Q1 2025 earnings summary
18 May, 2026Executive summary
Q1 2025 revenue was $552 million, down from $638 million in Q1 2024, mainly due to prior year lease or contract revenue recognition in Energy Infrastructure and offset by asset sales in LATAM.
Adjusted EBITDA reached $113 million, up from $69 million in Q1 2024, reflecting improved ES margins and lower costs.
Free cash flow increased to $85 million, compared to $72 million in Q1 2024 and $76 million in Q4 2024, aided by higher net earnings and lower capital expenditures.
EI and Aftermarket Services contributed 70% of consolidated gross margin before depreciation and amortization in Q1 2025.
Leadership transition announced, with interim CEO and CFO in place and a global search underway for a permanent CEO.
Financial highlights
Gross margin before depreciation and amortization was $161 million (29% of revenue), up from $119 million (19%) in Q1 2024.
SG&A expenses were $57 million, down $21 million year-over-year and $35 million sequentially, mainly due to lower share-based compensation.

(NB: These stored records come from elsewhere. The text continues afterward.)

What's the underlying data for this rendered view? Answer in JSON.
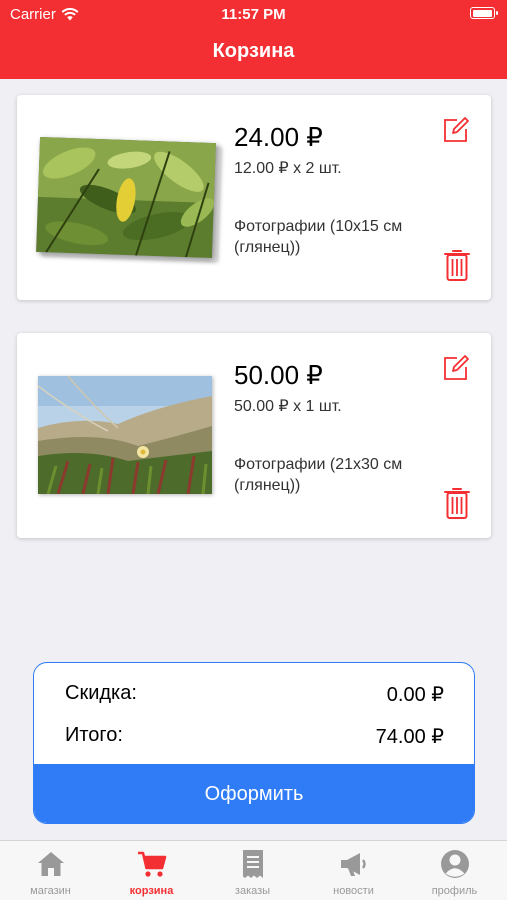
{
  "status_bar": {
    "carrier": "Carrier",
    "time": "11:57 PM"
  },
  "header": {
    "title": "Корзина"
  },
  "cart": {
    "items": [
      {
        "total": "24.00 ₽",
        "unit_line": "12.00 ₽ x 2 шт.",
        "description": "Фотографии (10x15 см (глянец))"
      },
      {
        "total": "50.00 ₽",
        "unit_line": "50.00 ₽ x 1 шт.",
        "description": "Фотографии (21x30 см (глянец))"
      }
    ]
  },
  "summary": {
    "discount_label": "Скидка:",
    "discount_value": "0.00 ₽",
    "total_label": "Итого:",
    "total_value": "74.00 ₽",
    "checkout_label": "Оформить"
  },
  "tabbar": {
    "tabs": [
      {
        "label": "магазин",
        "icon": "home-icon"
      },
      {
        "label": "корзина",
        "icon": "cart-icon",
        "active": true
      },
      {
        "label": "заказы",
        "icon": "orders-icon"
      },
      {
        "label": "новости",
        "icon": "megaphone-icon"
      },
      {
        "label": "профиль",
        "icon": "profile-icon"
      }
    ]
  },
  "colors": {
    "accent_red": "#f42f33",
    "accent_blue": "#2f7cf6",
    "background": "#efeff4",
    "tab_inactive": "#999999"
  }
}
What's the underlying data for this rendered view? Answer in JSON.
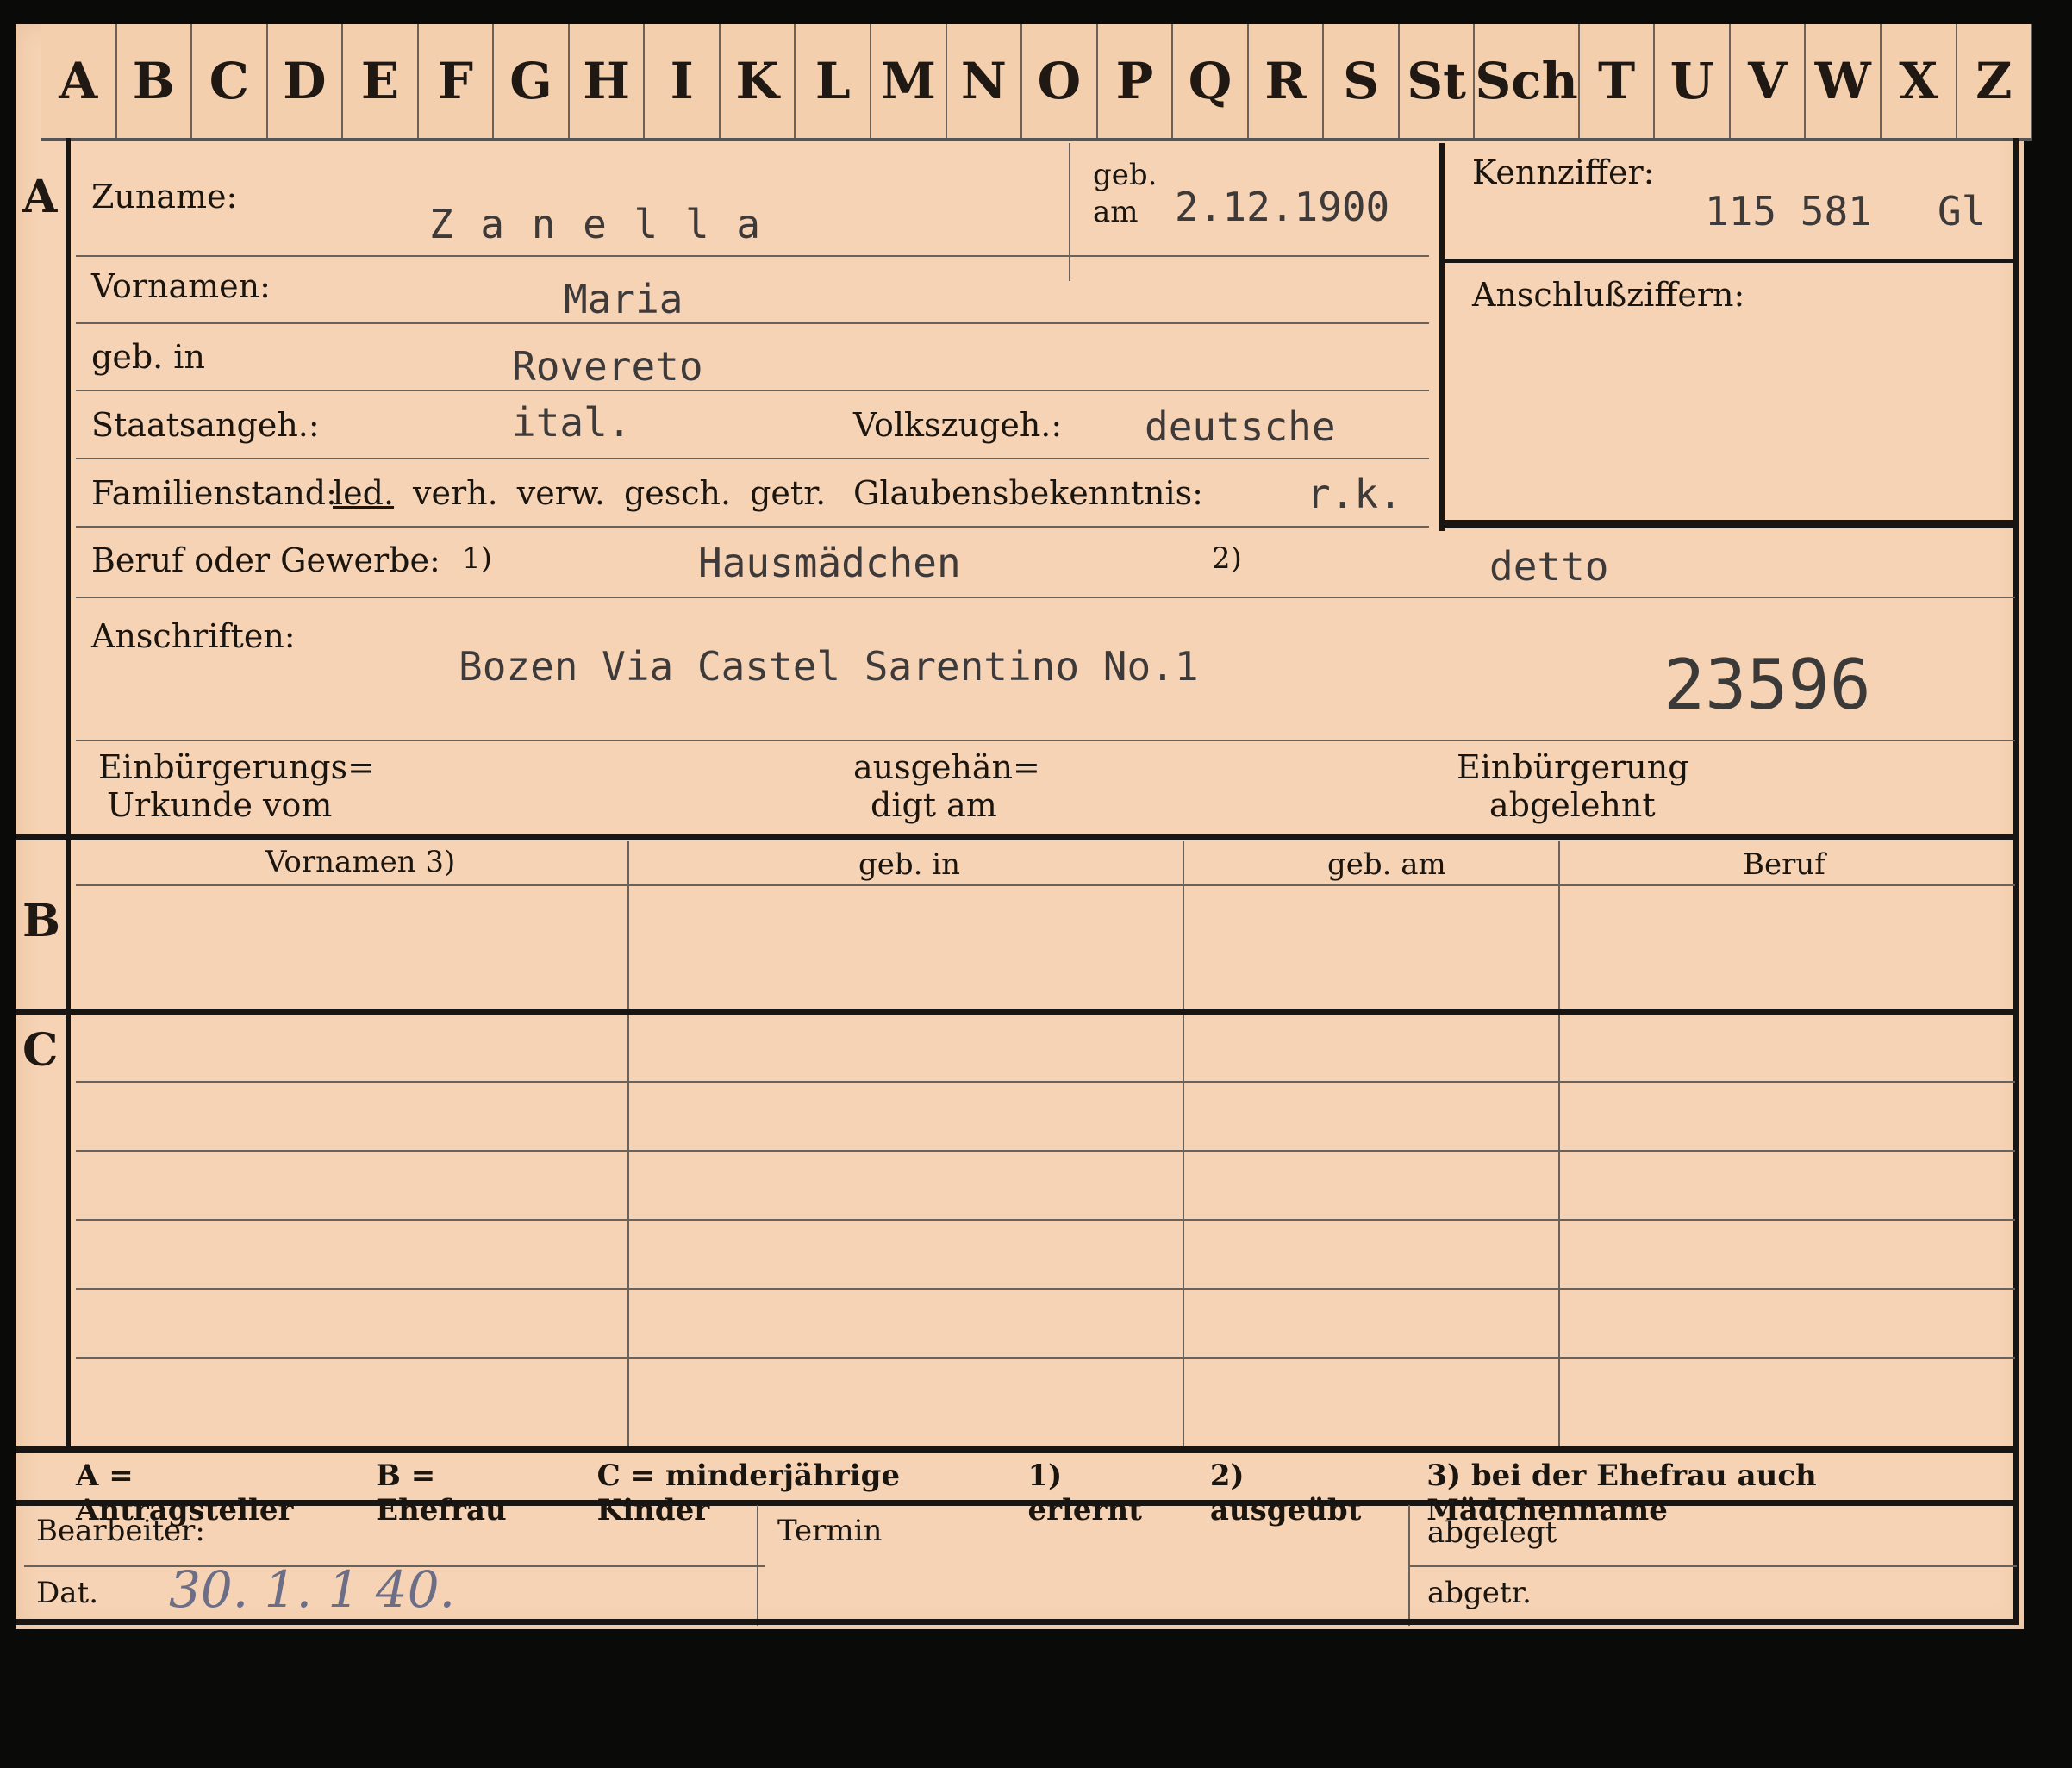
{
  "index_tabs": [
    "A",
    "B",
    "C",
    "D",
    "E",
    "F",
    "G",
    "H",
    "I",
    "K",
    "L",
    "M",
    "N",
    "O",
    "P",
    "Q",
    "R",
    "S",
    "St",
    "Sch",
    "T",
    "U",
    "V",
    "W",
    "X",
    "Z"
  ],
  "sections": {
    "a": "A",
    "b": "B",
    "c": "C"
  },
  "labels": {
    "zuname": "Zuname:",
    "geb_am_1": "geb.",
    "geb_am_2": "am",
    "kennziffer": "Kennziffer:",
    "anschlussziffern": "Anschlußziffern:",
    "vornamen": "Vornamen:",
    "geb_in": "geb. in",
    "staatsangeh": "Staatsangeh.:",
    "volkszugeh": "Volkszugeh.:",
    "familienstand": "Familienstand:",
    "fam_options": [
      "led.",
      "verh.",
      "verw.",
      "gesch.",
      "getr."
    ],
    "glaubensbekenntnis": "Glaubensbekenntnis:",
    "beruf": "Beruf oder Gewerbe:",
    "fn1": "1)",
    "fn2": "2)",
    "anschriften": "Anschriften:",
    "einb_urkunde_1": "Einbürgerungs=",
    "einb_urkunde_2": "Urkunde vom",
    "ausgehaendigt_1": "ausgehän=",
    "ausgehaendigt_2": "digt am",
    "einb_abgelehnt_1": "Einbürgerung",
    "einb_abgelehnt_2": "abgelehnt"
  },
  "values": {
    "zuname": "Z a n e l l a",
    "geb_am": "2.12.1900",
    "kennziffer": "115 581",
    "kennziffer_suffix": "Gl",
    "vornamen": "Maria",
    "geb_in": "Rovereto",
    "staatsangeh": "ital.",
    "volkszugeh": "deutsche",
    "glaubensbekenntnis": "r.k.",
    "beruf_erlernt": "Hausmädchen",
    "beruf_ausgeuebt": "detto",
    "anschrift": "Bozen Via Castel Sarentino No.1",
    "stamp_number": "23596"
  },
  "table_b_headers": [
    "Vornamen 3)",
    "geb. in",
    "geb. am",
    "Beruf"
  ],
  "legend": {
    "a": "A = Antragsteller",
    "b": "B = Ehefrau",
    "c": "C = minderjährige Kinder",
    "fn1": "1) erlernt",
    "fn2": "2) ausgeübt",
    "fn3": "3) bei der Ehefrau auch Mädchenname"
  },
  "footer": {
    "bearbeiter": "Bearbeiter:",
    "dat": "Dat.",
    "dat_value": "30. 1. 1 40.",
    "termin": "Termin",
    "abgelegt": "abgelegt",
    "abgetr": "abgetr."
  }
}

Net debt at quarter-end was $564 million, with $75 million in cash and $672 million in available liquidity.
Bank-adjusted net debt-to-EBITDA ratio improved to 1.3x from 2.2x year-over-year.
Return on capital employed (ROCE) rose to 14.2% from 0.6% year-over-year.
Outlook and guidance
EI and AMS expected to contribute about 65% of gross margin before depreciation and amortization in 2025.
ES backlog stands at $1.2 billion, with most expected to convert to revenue in the next 12 months.
2025 capital expenditures targeted at $110–$130 million, with $70 million for maintenance and $40–$60 million for growth.
U.S. contract compression fleet expected to exceed 475,000 horsepower by year-end.
ES gross margins anticipated to align with historical averages for 2025, reflecting weaker domestic gas prices and product mix shift.